Hatten Ihre Diabetes-Patienten schon ein Gefäß-Sono? 40% haben bei Erstdiagnose schon Durchblutungs-Störungen

Ute Eppinger

Interessenkonflikte

22. November 2022

„Alle 20 Minuten stirbt in Deutschland ein Patient an den meist vaskulär bedingten Folgen der Diabeteserkrankung“, berichtete Dr. Berthold Amann auf der Pressekonferenz zur Diabetes Herbsttagung der Deutschen Gesellschaft für Diabetologie (DDG) in Kooperation mit der Deutschen Gesellschaft für Angiologie (DGA) [1].
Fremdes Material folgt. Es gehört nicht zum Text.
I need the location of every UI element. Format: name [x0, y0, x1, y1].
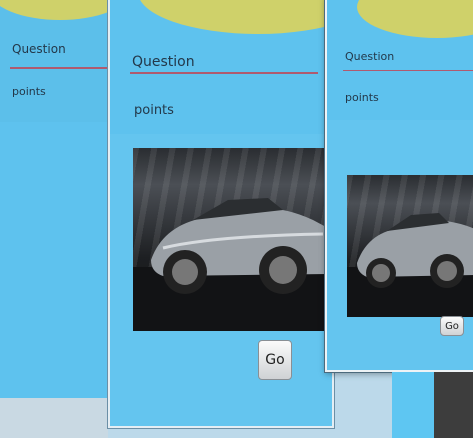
question-label: Question: [345, 50, 395, 63]
go-button[interactable]: Go: [440, 316, 464, 336]
car-image: [347, 175, 473, 317]
car-silhouette: [357, 213, 473, 288]
question-underline: [10, 67, 108, 69]
question-underline: [130, 72, 318, 74]
go-button[interactable]: Go: [258, 340, 292, 380]
decorative-wave: [357, 0, 473, 38]
car-silhouette: [151, 198, 328, 294]
app-window-front[interactable]: Question points Go: [325, 0, 473, 372]
desktop-corner: [434, 372, 473, 438]
app-window-back[interactable]: Question points: [0, 0, 110, 398]
points-label: points: [12, 85, 46, 98]
points-label: points: [345, 91, 379, 104]
question-label: Question: [12, 42, 66, 56]
app-window-middle[interactable]: Question points Go: [108, 0, 334, 428]
desktop-area: [0, 398, 108, 438]
question-underline: [343, 70, 473, 71]
question-label: Question: [132, 54, 195, 70]
points-label: points: [134, 103, 174, 118]
background-window-edge: [392, 372, 434, 438]
car-image: [133, 148, 328, 331]
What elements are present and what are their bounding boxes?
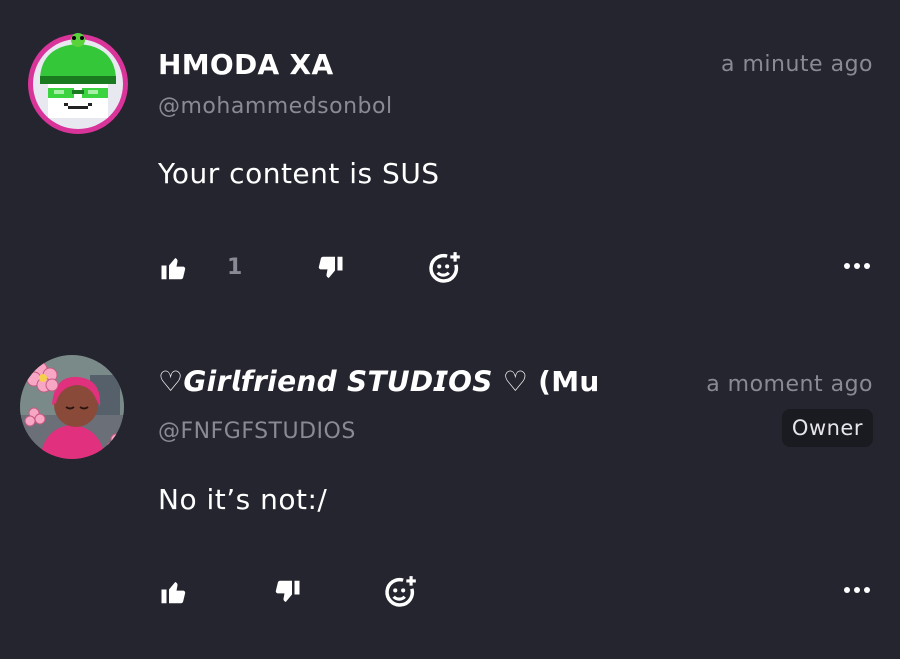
add-reaction-icon	[381, 573, 419, 611]
more-options-button[interactable]	[840, 578, 874, 602]
more-options-icon	[842, 262, 872, 270]
comment-handle[interactable]: @mohammedsonbol	[158, 94, 393, 119]
owner-badge: Owner	[781, 409, 873, 447]
like-button[interactable]	[158, 576, 190, 608]
more-options-button[interactable]	[840, 254, 874, 278]
comment-handle[interactable]: @FNFGFSTUDIOS	[158, 419, 356, 444]
dislike-button[interactable]	[271, 576, 303, 608]
add-reaction-button[interactable]	[380, 572, 420, 612]
add-reaction-icon	[425, 249, 463, 287]
avatar[interactable]	[20, 355, 124, 459]
like-button[interactable]	[158, 252, 190, 284]
dislike-button[interactable]	[314, 252, 346, 284]
thumbs-up-icon	[159, 577, 189, 607]
thumbs-down-icon	[272, 577, 302, 607]
like-count: 1	[227, 255, 243, 280]
comment-author[interactable]: ♡𝙂𝙞𝙧𝙡𝙛𝙧𝙞𝙚𝙣𝙙 𝙎𝙏𝙐𝘿𝙄𝙊𝙎 ♡ (Mu	[158, 365, 670, 398]
comment-item: HMODA XA @mohammedsonbol a minute ago Yo…	[0, 0, 900, 325]
more-options-icon	[842, 586, 872, 594]
comment-item: ♡𝙂𝙞𝙧𝙡𝙛𝙧𝙞𝙚𝙣𝙙 𝙎𝙏𝙐𝘿𝙄𝙊𝙎 ♡ (Mu @FNFGFSTUDIOS …	[0, 325, 900, 659]
thumbs-up-icon	[159, 253, 189, 283]
comment-text: No it’s not:/	[158, 483, 328, 516]
comment-timestamp: a moment ago	[706, 372, 873, 397]
avatar[interactable]	[26, 32, 130, 136]
add-reaction-button[interactable]	[424, 248, 464, 288]
thumbs-down-icon	[315, 253, 345, 283]
comment-author[interactable]: HMODA XA	[158, 48, 333, 81]
comment-text: Your content is SUS	[158, 157, 440, 190]
comment-timestamp: a minute ago	[721, 52, 873, 77]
Weil Verengungen und Verschlüsse der Becken- und Beinschlagadern eine häufige Folgeerkrankung von Diabetes sind, ist ein möglichst frühzeitiger Check auf Durchblutungsstörungen wichtig, nicht zuletzt, um Amputationen zu verhindern, betonte Amann, Tagungspräsident der DGA.

 
Alle 20 Minuten stirbt in Deutschland ein Patient an den meist vaskulär bedingten Folgen der Diabeteserkrankung. Dr. Berthold Amann
 

Der Chefarzt der Klinik für Innere Medizin am Franziskus-Krankenhaus Berlin erinnerte daran, dass Diabetiker von Amputationen weitaus häufiger betroffen sind als Nichtdiabetiker: Über 70% der Amputationen an Zehen, Füßen und Beinen werden bei Diabetes-Patienten durchgeführt, in Deutschland pro Jahr über 30.000. Weil die Durchblutung eine entscheidende Rolle für die Prognose und den Erhalt der Extremität hat, sollten Diabetes-Patienten frühzeitig darauf gescreent werden.
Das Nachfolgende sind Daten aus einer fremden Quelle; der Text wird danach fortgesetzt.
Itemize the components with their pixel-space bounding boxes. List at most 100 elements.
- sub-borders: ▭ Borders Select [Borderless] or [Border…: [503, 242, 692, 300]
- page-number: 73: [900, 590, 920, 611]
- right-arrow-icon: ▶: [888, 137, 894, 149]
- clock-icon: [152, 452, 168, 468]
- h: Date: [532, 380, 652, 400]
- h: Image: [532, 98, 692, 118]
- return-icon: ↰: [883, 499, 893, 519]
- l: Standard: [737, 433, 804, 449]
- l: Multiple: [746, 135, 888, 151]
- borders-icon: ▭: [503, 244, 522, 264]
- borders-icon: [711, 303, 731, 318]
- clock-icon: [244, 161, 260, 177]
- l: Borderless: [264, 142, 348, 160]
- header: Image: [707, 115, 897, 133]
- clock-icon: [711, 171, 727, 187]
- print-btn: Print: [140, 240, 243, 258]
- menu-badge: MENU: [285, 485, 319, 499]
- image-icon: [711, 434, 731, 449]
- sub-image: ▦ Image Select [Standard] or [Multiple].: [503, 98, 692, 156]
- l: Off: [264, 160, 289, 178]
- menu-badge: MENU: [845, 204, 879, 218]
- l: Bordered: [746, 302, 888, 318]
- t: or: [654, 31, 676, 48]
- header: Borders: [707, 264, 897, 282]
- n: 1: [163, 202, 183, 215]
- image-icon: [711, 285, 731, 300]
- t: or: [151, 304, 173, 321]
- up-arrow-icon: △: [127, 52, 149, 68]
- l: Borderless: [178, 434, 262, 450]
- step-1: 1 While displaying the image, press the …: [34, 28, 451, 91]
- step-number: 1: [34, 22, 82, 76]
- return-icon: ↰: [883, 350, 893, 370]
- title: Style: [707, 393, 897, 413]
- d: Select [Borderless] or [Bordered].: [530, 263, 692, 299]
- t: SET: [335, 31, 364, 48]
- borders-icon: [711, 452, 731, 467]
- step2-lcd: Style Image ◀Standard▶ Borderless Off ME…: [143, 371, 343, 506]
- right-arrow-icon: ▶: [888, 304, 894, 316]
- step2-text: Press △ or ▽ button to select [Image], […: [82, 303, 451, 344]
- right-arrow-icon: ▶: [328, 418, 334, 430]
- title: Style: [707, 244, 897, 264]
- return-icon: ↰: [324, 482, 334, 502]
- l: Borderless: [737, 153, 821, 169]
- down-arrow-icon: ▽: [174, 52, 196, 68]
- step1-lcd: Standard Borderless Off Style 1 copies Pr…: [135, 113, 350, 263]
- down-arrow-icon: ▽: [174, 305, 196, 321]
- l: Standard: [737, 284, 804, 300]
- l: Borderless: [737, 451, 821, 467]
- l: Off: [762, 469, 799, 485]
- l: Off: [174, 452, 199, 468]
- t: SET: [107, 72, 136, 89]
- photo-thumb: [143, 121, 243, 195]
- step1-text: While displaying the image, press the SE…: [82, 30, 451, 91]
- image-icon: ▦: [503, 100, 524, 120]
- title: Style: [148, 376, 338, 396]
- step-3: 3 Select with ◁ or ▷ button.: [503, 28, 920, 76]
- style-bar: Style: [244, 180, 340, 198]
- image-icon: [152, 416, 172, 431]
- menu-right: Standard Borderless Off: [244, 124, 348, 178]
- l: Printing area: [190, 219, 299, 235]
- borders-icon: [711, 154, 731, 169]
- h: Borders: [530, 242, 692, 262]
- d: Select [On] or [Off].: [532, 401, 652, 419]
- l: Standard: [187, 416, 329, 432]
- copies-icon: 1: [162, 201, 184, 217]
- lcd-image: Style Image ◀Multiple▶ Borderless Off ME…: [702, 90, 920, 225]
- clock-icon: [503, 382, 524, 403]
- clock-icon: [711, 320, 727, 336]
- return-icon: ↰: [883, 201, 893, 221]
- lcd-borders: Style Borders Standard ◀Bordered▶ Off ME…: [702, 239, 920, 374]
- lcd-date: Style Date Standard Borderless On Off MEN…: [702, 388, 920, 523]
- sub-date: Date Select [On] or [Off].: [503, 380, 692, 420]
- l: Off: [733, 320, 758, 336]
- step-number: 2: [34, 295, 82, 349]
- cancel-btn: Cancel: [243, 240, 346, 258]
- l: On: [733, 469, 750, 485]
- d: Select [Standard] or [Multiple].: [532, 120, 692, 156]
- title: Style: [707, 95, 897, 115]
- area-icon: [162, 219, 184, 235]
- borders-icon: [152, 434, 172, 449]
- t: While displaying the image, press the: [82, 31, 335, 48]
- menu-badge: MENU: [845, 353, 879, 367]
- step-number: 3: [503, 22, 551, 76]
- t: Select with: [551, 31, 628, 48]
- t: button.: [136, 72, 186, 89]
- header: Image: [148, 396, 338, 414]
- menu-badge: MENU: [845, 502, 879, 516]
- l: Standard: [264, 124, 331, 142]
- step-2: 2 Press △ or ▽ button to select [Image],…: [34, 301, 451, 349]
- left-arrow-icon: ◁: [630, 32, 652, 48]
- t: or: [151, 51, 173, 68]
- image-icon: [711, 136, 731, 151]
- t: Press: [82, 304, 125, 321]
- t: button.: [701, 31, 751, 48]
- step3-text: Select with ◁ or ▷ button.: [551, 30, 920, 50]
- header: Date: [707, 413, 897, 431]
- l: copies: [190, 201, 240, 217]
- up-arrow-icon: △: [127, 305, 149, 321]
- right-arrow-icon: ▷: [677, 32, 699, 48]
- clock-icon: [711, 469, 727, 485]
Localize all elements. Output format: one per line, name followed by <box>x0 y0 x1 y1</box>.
Das gilt erst recht, wenn bereits eine Wunde am Fuß aufgetreten ist, und vor dem Hintergrund, dass bei 40% der Patienten mit Diabetes Typ 2 (das sind 90% der Diabetes-Patienten) bereits bei Erstdiagnose eine – meist asymptomatische – periphere arterielle Verschlusskrankheit (pAVK) vorliegt.

Allerdings ist die Messung der arteriellen Beindurchblutung und die Diagnose pAVK nicht trivial, denn durch die kalkige Verhärtung der Schlagadern am Unterschenkel ist die klassische Blutdruckmessung am Knöchel nicht mehr aussagefähig. Dadurch würden, so Amann, „normale“ Blutdrücke am Bein gemessen, obwohl eine Durchblutungsstörung vorliegt und sich Arzt und Patient dadurch in falscher Sicherheit wiegen.
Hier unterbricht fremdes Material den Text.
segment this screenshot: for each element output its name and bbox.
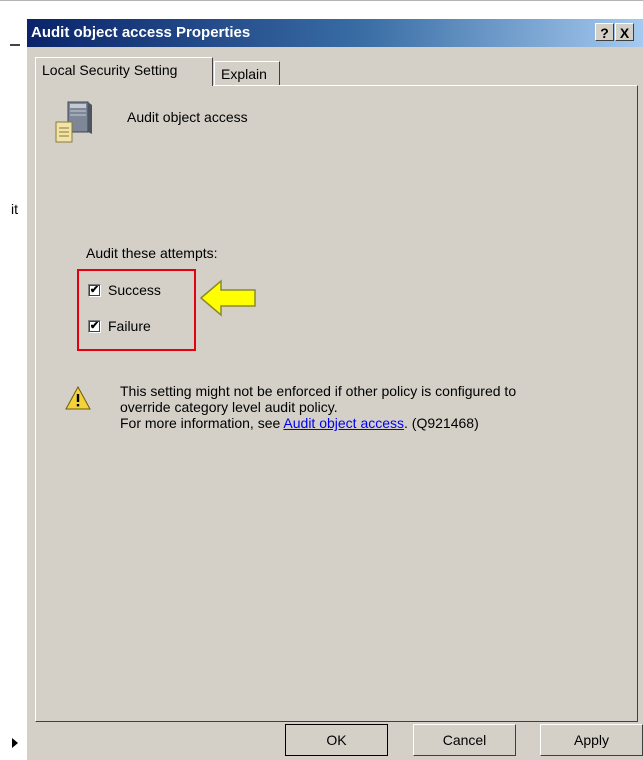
audit-attempts-label: Audit these attempts: <box>86 245 218 261</box>
background-fragment-text: it <box>11 201 18 217</box>
warning-line-2: override category level audit policy. <box>120 399 338 415</box>
close-button[interactable]: X <box>615 23 634 41</box>
tab-explain[interactable]: Explain <box>214 61 280 86</box>
audit-object-access-link[interactable]: Audit object access <box>283 415 404 431</box>
dialog-title: Audit object access Properties <box>31 24 251 41</box>
tab-panel: Audit object access Audit these attempts… <box>35 85 638 722</box>
ok-button[interactable]: OK <box>285 724 388 756</box>
success-label: Success <box>108 282 161 298</box>
failure-label: Failure <box>108 318 151 334</box>
warning-text: This setting might not be enforced if ot… <box>120 383 600 431</box>
server-policy-icon <box>55 101 92 143</box>
warning-line-3-suffix: . (Q921468) <box>404 415 479 431</box>
warning-line-3-prefix: For more information, see <box>120 415 284 431</box>
properties-dialog: Audit object access Properties ? X Local… <box>26 18 643 760</box>
warning-line-1: This setting might not be enforced if ot… <box>120 383 517 399</box>
success-option[interactable]: ✔ Success <box>88 282 161 298</box>
warning-icon <box>65 386 91 410</box>
background-fragment-line <box>10 44 20 46</box>
apply-button[interactable]: Apply <box>540 724 643 756</box>
failure-checkbox[interactable]: ✔ <box>88 319 101 333</box>
help-button[interactable]: ? <box>595 23 614 41</box>
background-top-line <box>0 0 643 1</box>
success-checkbox[interactable]: ✔ <box>88 283 101 297</box>
failure-option[interactable]: ✔ Failure <box>88 318 151 334</box>
title-bar[interactable]: Audit object access Properties ? X <box>27 19 643 47</box>
policy-name: Audit object access <box>127 109 248 125</box>
background-arrow-icon <box>12 738 18 748</box>
tab-local-security-setting[interactable]: Local Security Setting <box>35 57 213 86</box>
cancel-button[interactable]: Cancel <box>413 724 516 756</box>
warning-line-3: For more information, see Audit object a… <box>120 415 600 431</box>
callout-arrow-icon <box>199 279 256 317</box>
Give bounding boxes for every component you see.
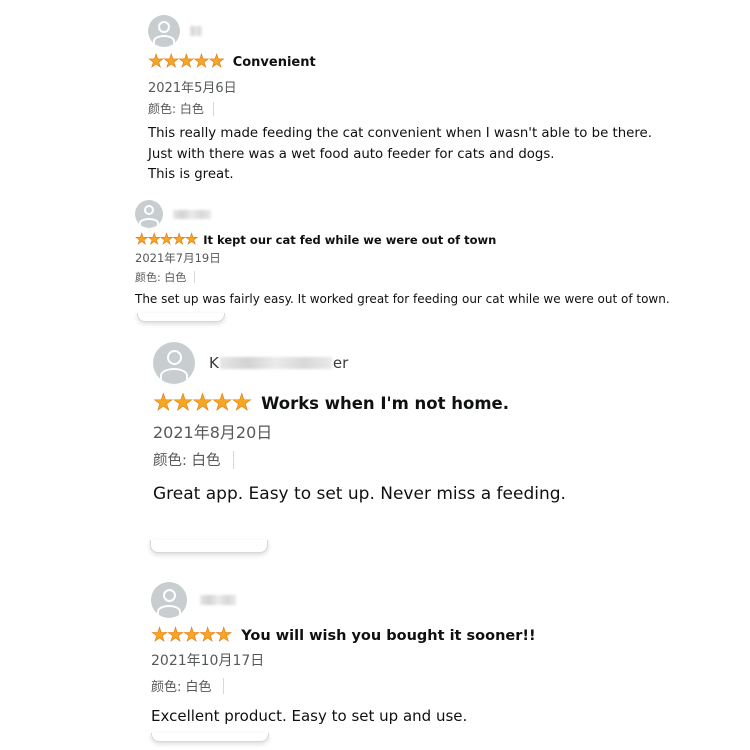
reviewer-name-end: er — [332, 354, 349, 372]
reviewer-name-start: K — [209, 354, 219, 372]
review-title[interactable]: Works when I'm not home. — [261, 394, 509, 413]
review-body: The set up was fairly easy. It worked gr… — [135, 291, 735, 307]
review-date: 2021年10月17日 — [151, 653, 265, 669]
redacted-name-blur — [219, 357, 332, 369]
review-card: K er ★ ★ ★ ★ ★ Works when I'm not home. … — [153, 342, 713, 506]
redacted-name-blur — [173, 209, 211, 219]
review-body-line: The set up was fairly easy. It worked gr… — [135, 292, 670, 306]
reviewer-name[interactable] — [173, 209, 211, 219]
star-icon: ★ — [231, 390, 253, 416]
review-card: ★ ★ ★ ★ ★ You will wish you bought it so… — [151, 582, 711, 727]
review-body-line: This really made feeding the cat conveni… — [148, 126, 652, 141]
avatar-icon[interactable] — [151, 582, 187, 618]
star-rating[interactable]: ★ ★ ★ ★ ★ — [135, 230, 199, 248]
star-icon: ★ — [183, 624, 201, 646]
review-card: ★ ★ ★ ★ ★ Convenient 2021年5月6日 颜色: 白色 Th… — [148, 15, 708, 186]
divider — [222, 677, 224, 694]
review-title-row: ★ ★ ★ ★ ★ Convenient — [148, 51, 708, 72]
review-body-line: This is great. — [148, 167, 234, 182]
star-rating[interactable]: ★ ★ ★ ★ ★ — [151, 624, 233, 646]
review-body-line: Great app. Easy to set up. Never miss a … — [153, 484, 566, 504]
star-icon: ★ — [184, 230, 199, 248]
reviewer-name[interactable]: K er — [209, 354, 348, 372]
redacted-name-blur — [190, 26, 202, 36]
star-icon: ★ — [178, 51, 195, 72]
product-variant: 颜色: 白色 — [153, 449, 713, 470]
star-icon: ★ — [199, 624, 217, 646]
star-icon: ★ — [163, 51, 180, 72]
helpful-button[interactable] — [151, 733, 269, 742]
reviewer-name[interactable] — [200, 595, 236, 605]
variant-label: 颜色: 白色 — [135, 271, 187, 284]
review-body-line: Just with there was a wet food auto feed… — [148, 146, 555, 162]
star-icon: ★ — [192, 390, 213, 416]
product-variant: 颜色: 白色 — [148, 100, 708, 117]
divider — [232, 450, 234, 469]
star-icon: ★ — [215, 624, 233, 646]
review-title[interactable]: Convenient — [233, 55, 316, 70]
review-title-row: ★ ★ ★ ★ ★ You will wish you bought it so… — [151, 624, 711, 646]
review-title[interactable]: It kept our cat fed while we were out of… — [203, 233, 496, 247]
review-card: ★ ★ ★ ★ ★ It kept our cat fed while we w… — [135, 200, 735, 307]
review-body-line: Excellent product. Easy to set up and us… — [151, 707, 468, 725]
review-title-row: ★ ★ ★ ★ ★ It kept our cat fed while we w… — [135, 230, 735, 248]
product-variant: 颜色: 白色 — [135, 269, 735, 285]
product-variant: 颜色: 白色 — [151, 676, 711, 695]
avatar-icon[interactable] — [135, 200, 163, 228]
helpful-button[interactable] — [150, 540, 268, 553]
avatar-icon[interactable] — [148, 15, 180, 47]
reviewer-profile[interactable] — [151, 582, 711, 618]
review-body: Great app. Easy to set up. Never miss a … — [153, 482, 713, 506]
reviewer-profile[interactable] — [135, 200, 735, 228]
star-icon: ★ — [172, 390, 194, 416]
avatar-icon[interactable] — [153, 342, 195, 384]
review-date: 2021年5月6日 — [148, 81, 237, 96]
star-icon: ★ — [172, 230, 186, 248]
star-icon: ★ — [151, 624, 169, 646]
reviewer-profile[interactable]: K er — [153, 342, 713, 384]
reviewer-name[interactable] — [190, 26, 202, 36]
review-body: Excellent product. Easy to set up and us… — [151, 705, 711, 727]
star-rating[interactable]: ★ ★ ★ ★ ★ — [153, 390, 253, 416]
divider — [212, 101, 214, 116]
variant-label: 颜色: 白色 — [153, 453, 221, 469]
divider — [194, 271, 196, 283]
variant-label: 颜色: 白色 — [148, 102, 204, 116]
star-icon: ★ — [148, 51, 165, 72]
star-icon: ★ — [167, 624, 185, 646]
star-icon: ★ — [147, 230, 161, 248]
star-icon: ★ — [208, 51, 225, 72]
review-date: 2021年8月20日 — [153, 423, 273, 442]
variant-label: 颜色: 白色 — [151, 680, 212, 695]
review-title-row: ★ ★ ★ ★ ★ Works when I'm not home. — [153, 390, 713, 416]
review-title[interactable]: You will wish you bought it sooner!! — [241, 628, 535, 644]
review-body: This really made feeding the cat conveni… — [148, 124, 708, 186]
star-rating[interactable]: ★ ★ ★ ★ ★ — [148, 51, 225, 72]
review-date: 2021年7月19日 — [135, 251, 221, 265]
reviewer-profile[interactable] — [148, 15, 708, 47]
helpful-button[interactable] — [137, 313, 225, 322]
redacted-name-blur — [200, 595, 236, 605]
star-icon: ★ — [211, 390, 233, 416]
star-icon: ★ — [193, 51, 210, 72]
star-icon: ★ — [153, 390, 174, 416]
Vorgehen zur Diagnostik von Durchblutungsstörungen

Welche Methode sich für die Durchblutungsdiagnostik bei Diabetes am besten eignet ist Gegenstand lebhafter Diskussionen. Das britische NICE (National Institute for Health and Care Excellence) hat 2018 eine Übersicht verfasst, in der die Duplex-Sonografie empfohlen wird, andere Methoden hingegen als nicht zuverlässig oder als zu aufwändig eingestuft werden (Plethysmografie, Blutdruck am Knöchel, am Zeh, Sauerstoffdruckmessung etc.).

 
In Großbritannien laufen gerade Methodenvergleichsstudien, die auch unsere Empfehlungen beeinflussen werden. Dr. Berthold Amann
 

Eine neue britische Studie aus 2021 konnte zeigen, dass eine frühe Duplex-Sonografie der Beinschlagadern die Amputationsrate um 24% verringern kann. „In Großbritannien laufen gerade Methodenvergleichsstudien, die auch unsere Empfehlungen beeinflussen werden“, berichtete Amann.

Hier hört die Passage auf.